Looking at a 'strategy for the future' Kilcullen says there are four threats: 1) domestic radicalisation, which we have seen in events in Ottawa, Boston, Sydney, France and elsewhere; 2) foreign fighters, largely a question of border security; 3) the effect of ISIS on other groups (e.g Boko Haram); and finally 4) the war IS is waging in Iraq, Syria and elsewhere.

Kilcullen argues we need to go in hard, militarily on IS with different rules of engagement. He writes, 'this is a case when the job will become much harder, require much more lethal force and do more harm as time goes on: we have to go in hard, no, or we'll end up having to go in harder, and potentially on a much larger scale, later - or accept defeat' (p80).
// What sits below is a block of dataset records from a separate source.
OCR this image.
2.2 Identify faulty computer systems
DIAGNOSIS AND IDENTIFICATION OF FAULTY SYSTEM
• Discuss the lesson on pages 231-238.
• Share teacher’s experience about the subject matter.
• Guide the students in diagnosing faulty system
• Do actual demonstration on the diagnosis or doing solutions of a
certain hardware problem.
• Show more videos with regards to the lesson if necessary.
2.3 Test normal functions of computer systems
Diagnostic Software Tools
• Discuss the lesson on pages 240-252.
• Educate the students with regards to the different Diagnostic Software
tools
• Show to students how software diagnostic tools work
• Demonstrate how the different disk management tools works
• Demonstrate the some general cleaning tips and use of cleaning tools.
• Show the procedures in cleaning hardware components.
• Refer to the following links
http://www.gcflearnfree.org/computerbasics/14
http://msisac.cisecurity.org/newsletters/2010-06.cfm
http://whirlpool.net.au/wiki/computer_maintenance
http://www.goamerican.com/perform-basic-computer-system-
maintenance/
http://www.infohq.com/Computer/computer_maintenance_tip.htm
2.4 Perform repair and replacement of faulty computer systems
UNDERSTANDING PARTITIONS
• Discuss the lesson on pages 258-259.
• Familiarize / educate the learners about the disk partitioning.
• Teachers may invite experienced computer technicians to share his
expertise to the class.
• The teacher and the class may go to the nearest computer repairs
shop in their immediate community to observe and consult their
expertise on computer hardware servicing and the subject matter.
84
There does not seem much political will in the West for following this advice, but I imagine there are many politicians, military leaders and strategists who have read this Essay and are contemplating their next move.

Having absorbed this Essay, Kilcullen answered many of my questions, but also opened my mind to many more. It will be interesting to see how it plays out, but in the meantime things will get a lot worse before they get better. We will wait and see, which unfortunately may be the worst thing we can do.

Also included was correspondence related to the previous Quarterly Essay, QE57 Dear Life by Karen Hitchcock.